L'une des solutions concrètes que j'ai trouvée, c'est de leur parler des émotions que leur comportement provoque chez moi. «J'ai moi aussi des émotions, et t'entendre me hurler dans les oreilles alors que je suis fatiguée, ça me met très en colère.» (Parents de jeunes enfants: oui, il y a un âge où ils deviennent capables de comprendre ça, ne perdez pas espoir.) Ce qu'ils font a des conséquences sur les autres dont ils doivent avoir conscience.

(Puisque nous en sommes à la catégorie trucs et astuces, chez moi, l'aîné est un grand bavard qui coupe sans cesse la parole. On a mis en place le «truc du poignet», et ça fonctionne parfaitement. Si je suis en train de parler avec quelqu'un d'autre, y compris son petit frère, il pose sa main autour de mon poignet. Ça signifie qu'il a quelque chose à dire. Je mets ma main sur la sienne, signe que j'ai compris. Et il attend que je me tourne vers lui pour parler.)

Sur cette question de la colère, j'étais partagée entre le fait qu'on ne peut pas leur interdire d'être en colère et en même temps que les laisser hurler, c'était ne pas leur apprendre à faire attention aux autres –autres que leur crise est précisément en train de déranger.

Et puis j'ai vu une solution simplissime chez une copine. Sa fille devait avoir 4 ans et piquait une crise de colère. Et là, mon amie est restée hyper calme et lui a dit: «Tu es en colère, je le comprends, c'est ton droit, mais dans ta chambre.» Et la fillette était partie crier dans sa chambre. (Elles avaient évidemment déjà eu cette discussion au calme avant, sinon ça n'aurait jamais fonctionné.)

Je fais la même chose. J'ai expliqué à mes enfants qu'en cas de crise, ils avaient le droit de crier mais sans déranger tout le monde, et donc ailleurs. Qu'ils devaient aller s'isoler. Que l'ensemble des personnes présentes n'avait pas à supporter l'expression de leurs émotions –même si évidemment, je suis là s'ils ont besoin de parler ou de faire un câlin.

Parce que j'aimerais qu'ils apprennent à gérer eux-mêmes la charge émotionnelle.

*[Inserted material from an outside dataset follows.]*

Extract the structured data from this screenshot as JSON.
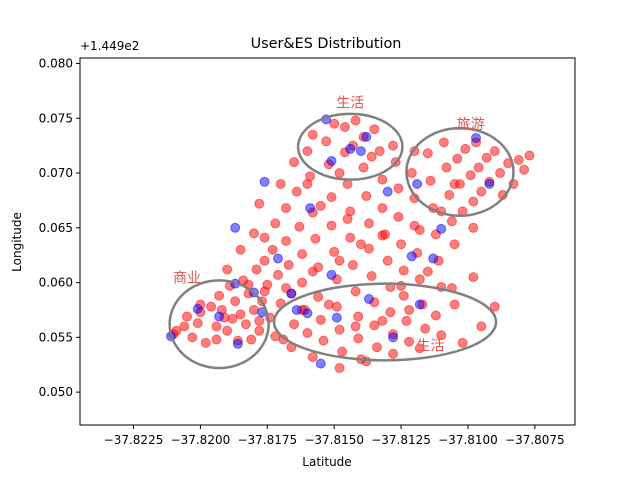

La leur d'abord. Sans que ce soit à quelqu'un d'autre (et soyons honnête quelqu'une) de prendre en charge leurs émotions.

Quand j'ai lu cette phrase, elle a résonné en moi:

 

Le podcast en question est là.

Et une fois qu'on a appris à maîtriser sa propre charge émotionnelle, qu'on sait identifier ses émotions et se calmer, on peut communiquer avec les autres, et même les aider.